What's it like to travel with National Geographic? Take a look at these reports from the field.
By Bill Branch
We’ve passed through especially magnificent scenery on game drives in Botswana and South Africa. We have seen more than 200 species of birds, as well as lions and leopards at rest or with cubs. Hyenas occupied a den close to our lodge, allowing us a close viewing of social interactions and young pups. Elephants reminded us of ourselves as we watched them play and feed, seek company, and attend to their kin. Their battles reflect our own, especially as they fashion the landscape for good or bad by virtue of their strength and numbers.

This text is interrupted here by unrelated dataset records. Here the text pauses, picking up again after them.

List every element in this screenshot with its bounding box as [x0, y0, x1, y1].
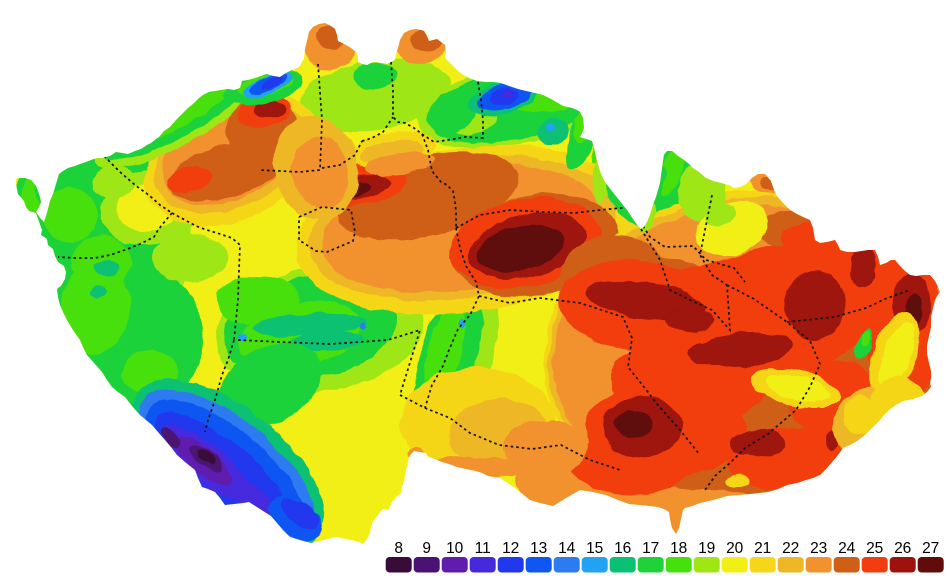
- svg-text:15: 15: [586, 540, 603, 557]
- svg-text:16: 16: [614, 540, 631, 557]
- svg-text:11: 11: [475, 540, 491, 557]
- svg-text:27: 27: [922, 540, 939, 557]
- svg-text:18: 18: [670, 540, 687, 557]
- svg-text:21: 21: [754, 540, 771, 557]
- svg-text:13: 13: [530, 540, 547, 557]
- svg-text:22: 22: [782, 540, 799, 557]
- svg-text:10: 10: [446, 540, 464, 557]
- svg-text:17: 17: [642, 540, 659, 557]
- svg-text:19: 19: [698, 540, 715, 557]
- svg-text:8: 8: [394, 540, 403, 557]
- svg-text:14: 14: [558, 540, 576, 557]
- svg-text:25: 25: [866, 540, 883, 557]
- svg-text:9: 9: [422, 540, 431, 557]
- svg-text:24: 24: [838, 540, 856, 557]
- svg-text:20: 20: [726, 540, 744, 557]
- svg-text:26: 26: [894, 540, 911, 557]
- svg-text:23: 23: [810, 540, 827, 557]
- svg-text:12: 12: [502, 540, 519, 557]
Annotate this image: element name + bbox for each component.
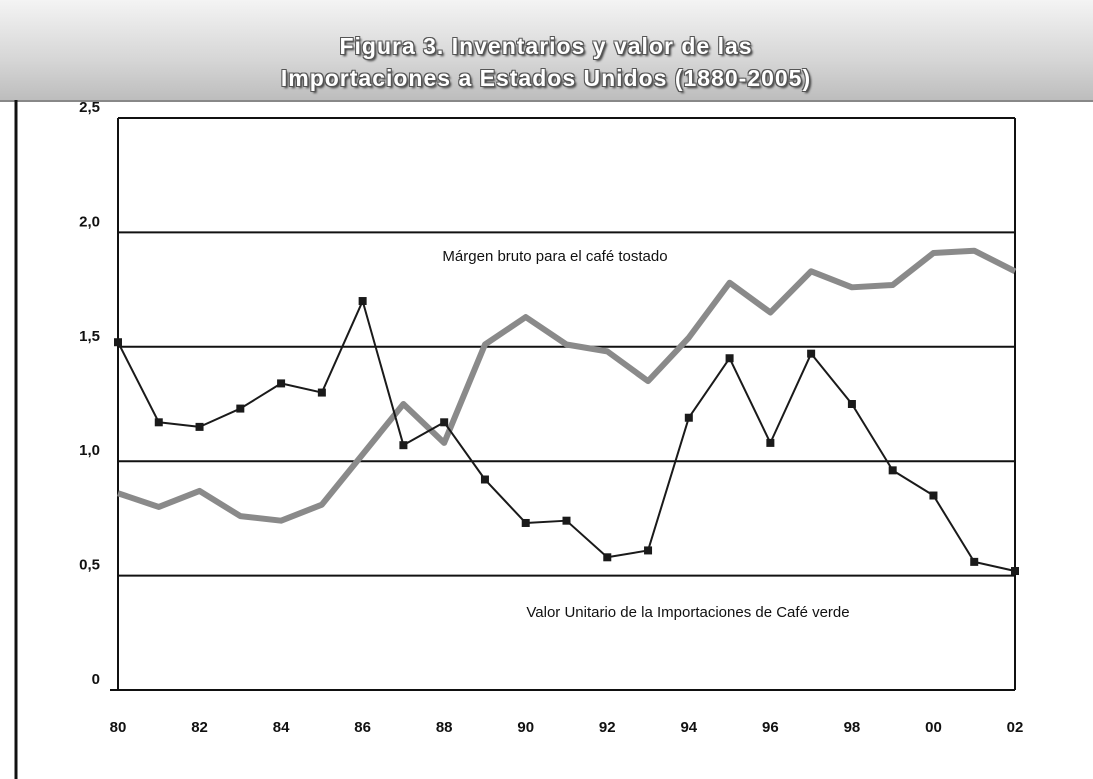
x-tick-label: 90 bbox=[517, 719, 534, 736]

Victoria Falls is the best I have seen it for many years, with rainbows linked in a dance of sun and spray. This evening the air is warm and clear. We dine on the banks of the Zambezi under a full moon and are treated to a partial lunar eclipse. Our local hosts build a large boma fire and bring out traditional drums. We all throw ourselves into the fun, dancing and learning to tap basic rhythms. We stay by the river well into the night.
We will leave Africa with fond memories of the stunning landscape, of vivid stars and intense sunsets, of cheerful people and magnificent wildlife. Africa is precious yet threatened. Our challenge is to find ways in which humans and animals can live here together, so that we can protect the last of the world’s megafauna.